Alisa Flatow of West Orange, NJ, took her third trip to Israel as a senior in high school. She went on the March of the Living, where they visited the concentration camps in Europe and then on to Israel. It made her decide who she was and what she was going to be. She was going to be an activist, working on behalf of Israel and the Jewish people.
Alisa went to Brandeis University, working very hard, taking extra courses plus summer school. But she loved Israel so much that she still found time to travel those summers to Israel. In the summer of 1994, she went with Aish as an outreach activist and then became a campus representative.

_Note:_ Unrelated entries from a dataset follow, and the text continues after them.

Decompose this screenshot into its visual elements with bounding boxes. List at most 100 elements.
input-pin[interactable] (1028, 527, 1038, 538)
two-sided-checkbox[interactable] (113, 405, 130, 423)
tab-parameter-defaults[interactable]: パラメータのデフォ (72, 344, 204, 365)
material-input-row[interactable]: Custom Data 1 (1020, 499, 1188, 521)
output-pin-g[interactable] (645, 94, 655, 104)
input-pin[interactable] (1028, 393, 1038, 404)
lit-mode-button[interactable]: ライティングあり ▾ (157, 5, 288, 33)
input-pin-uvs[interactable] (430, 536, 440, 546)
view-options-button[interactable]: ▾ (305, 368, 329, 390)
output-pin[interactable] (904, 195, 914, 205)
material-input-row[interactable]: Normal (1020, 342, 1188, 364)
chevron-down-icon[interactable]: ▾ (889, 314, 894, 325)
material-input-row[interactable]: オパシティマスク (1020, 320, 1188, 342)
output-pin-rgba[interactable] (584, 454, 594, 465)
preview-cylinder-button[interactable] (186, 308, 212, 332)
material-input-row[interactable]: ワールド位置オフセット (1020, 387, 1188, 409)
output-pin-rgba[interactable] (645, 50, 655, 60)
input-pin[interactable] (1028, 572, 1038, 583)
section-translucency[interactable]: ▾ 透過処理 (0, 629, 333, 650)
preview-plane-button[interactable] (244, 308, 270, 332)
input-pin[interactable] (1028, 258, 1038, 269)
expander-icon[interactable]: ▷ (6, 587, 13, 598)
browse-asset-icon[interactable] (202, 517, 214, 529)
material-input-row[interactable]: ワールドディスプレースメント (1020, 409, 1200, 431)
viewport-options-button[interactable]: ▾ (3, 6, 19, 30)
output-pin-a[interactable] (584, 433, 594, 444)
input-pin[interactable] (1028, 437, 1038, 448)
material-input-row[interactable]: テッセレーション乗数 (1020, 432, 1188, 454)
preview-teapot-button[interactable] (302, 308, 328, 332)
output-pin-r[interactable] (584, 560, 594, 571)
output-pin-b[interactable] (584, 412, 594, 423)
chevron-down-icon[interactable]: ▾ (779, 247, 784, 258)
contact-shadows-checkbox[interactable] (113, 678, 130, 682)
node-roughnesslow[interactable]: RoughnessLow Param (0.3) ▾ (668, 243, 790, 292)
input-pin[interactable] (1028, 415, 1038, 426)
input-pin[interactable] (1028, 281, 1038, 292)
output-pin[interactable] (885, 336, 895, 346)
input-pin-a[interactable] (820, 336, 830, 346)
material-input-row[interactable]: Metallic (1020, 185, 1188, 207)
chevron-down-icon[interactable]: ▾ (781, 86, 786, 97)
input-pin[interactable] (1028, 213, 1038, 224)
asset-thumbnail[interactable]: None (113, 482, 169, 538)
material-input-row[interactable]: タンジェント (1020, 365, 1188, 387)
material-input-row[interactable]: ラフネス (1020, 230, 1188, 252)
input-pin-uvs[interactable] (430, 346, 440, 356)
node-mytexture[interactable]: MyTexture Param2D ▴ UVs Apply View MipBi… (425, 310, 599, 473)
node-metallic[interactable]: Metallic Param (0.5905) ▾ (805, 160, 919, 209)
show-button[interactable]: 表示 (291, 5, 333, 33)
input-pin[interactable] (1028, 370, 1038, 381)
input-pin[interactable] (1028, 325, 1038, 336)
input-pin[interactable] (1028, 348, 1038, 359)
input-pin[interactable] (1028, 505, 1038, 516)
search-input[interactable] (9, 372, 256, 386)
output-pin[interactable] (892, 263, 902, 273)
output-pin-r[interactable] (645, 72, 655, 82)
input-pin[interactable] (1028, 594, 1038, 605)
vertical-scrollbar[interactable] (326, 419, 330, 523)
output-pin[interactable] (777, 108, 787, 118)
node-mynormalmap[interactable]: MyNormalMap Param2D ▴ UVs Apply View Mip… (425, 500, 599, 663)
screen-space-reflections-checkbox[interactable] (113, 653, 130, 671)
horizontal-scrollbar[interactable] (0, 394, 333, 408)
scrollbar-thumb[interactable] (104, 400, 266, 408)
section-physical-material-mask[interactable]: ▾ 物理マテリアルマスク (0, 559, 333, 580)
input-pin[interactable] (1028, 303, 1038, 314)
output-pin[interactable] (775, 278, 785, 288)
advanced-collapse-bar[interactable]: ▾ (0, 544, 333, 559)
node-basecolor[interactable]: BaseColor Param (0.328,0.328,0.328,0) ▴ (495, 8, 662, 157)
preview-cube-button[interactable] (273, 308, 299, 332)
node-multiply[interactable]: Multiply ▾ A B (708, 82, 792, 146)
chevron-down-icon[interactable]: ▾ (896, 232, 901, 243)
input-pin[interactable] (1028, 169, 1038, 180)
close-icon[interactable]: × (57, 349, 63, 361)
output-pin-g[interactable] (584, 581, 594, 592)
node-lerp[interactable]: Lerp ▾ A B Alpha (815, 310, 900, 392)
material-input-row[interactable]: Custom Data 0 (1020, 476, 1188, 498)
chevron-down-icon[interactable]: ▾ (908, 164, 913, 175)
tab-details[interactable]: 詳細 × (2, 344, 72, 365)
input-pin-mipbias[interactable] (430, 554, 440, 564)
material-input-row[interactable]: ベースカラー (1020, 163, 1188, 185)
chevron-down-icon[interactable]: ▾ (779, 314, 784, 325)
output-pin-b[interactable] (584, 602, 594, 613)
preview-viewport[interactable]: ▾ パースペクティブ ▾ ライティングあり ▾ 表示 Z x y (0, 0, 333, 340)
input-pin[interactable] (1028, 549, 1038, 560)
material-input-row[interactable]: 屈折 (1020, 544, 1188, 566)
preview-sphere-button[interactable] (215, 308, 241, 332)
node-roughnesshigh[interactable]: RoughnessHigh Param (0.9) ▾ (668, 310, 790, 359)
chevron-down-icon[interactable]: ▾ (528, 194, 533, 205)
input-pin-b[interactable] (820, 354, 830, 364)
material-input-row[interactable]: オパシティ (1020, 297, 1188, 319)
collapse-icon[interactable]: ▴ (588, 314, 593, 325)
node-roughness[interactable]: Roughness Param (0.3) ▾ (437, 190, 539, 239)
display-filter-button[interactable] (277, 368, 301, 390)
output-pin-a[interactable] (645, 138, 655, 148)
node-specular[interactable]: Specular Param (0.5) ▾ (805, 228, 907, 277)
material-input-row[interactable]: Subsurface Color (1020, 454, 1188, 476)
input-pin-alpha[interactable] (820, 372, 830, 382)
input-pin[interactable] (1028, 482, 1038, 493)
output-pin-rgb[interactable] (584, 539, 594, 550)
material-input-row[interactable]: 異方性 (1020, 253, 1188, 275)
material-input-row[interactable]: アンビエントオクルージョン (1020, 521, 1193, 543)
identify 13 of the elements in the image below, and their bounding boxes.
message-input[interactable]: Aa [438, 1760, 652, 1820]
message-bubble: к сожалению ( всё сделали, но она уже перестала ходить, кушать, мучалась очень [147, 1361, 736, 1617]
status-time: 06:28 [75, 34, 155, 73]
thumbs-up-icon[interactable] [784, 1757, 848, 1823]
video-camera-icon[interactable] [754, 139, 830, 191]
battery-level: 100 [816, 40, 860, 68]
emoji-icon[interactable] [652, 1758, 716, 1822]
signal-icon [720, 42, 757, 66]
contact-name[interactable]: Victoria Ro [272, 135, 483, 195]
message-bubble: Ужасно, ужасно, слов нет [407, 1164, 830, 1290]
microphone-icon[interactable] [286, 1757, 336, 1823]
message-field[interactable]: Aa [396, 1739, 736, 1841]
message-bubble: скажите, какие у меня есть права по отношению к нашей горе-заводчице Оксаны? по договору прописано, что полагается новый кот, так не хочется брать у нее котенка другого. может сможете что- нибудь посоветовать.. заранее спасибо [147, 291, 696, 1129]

In 1995, as a junior, she was granted a leave of absence by Brandeis and she went to study for six months at Nishmat, a women's seminary in Jerusalem. She found an apartment in Jerusalem and pursued an "education in life." Alisa was thrilled that after two years of sociology at Brandeis, she was now studying Judaism all day long. She wrote of being inspired by the initiation of the paratroopers at the Wall, seeing them presented with the two Jewish weapons -- a rifle and a Bible.
That spring, Alisa was to stay in Israel a few weeks after Passover to finish the semester, and decided on a pre-Passover trip with friends to Gush Katif on the Mediterranean, to get some sun. Alisa was killed in a suicide bombing of the bus near Kfar HaDarom in the Gaza Strip, April 1995. Her parents donated her organs so that others might have the chance to live.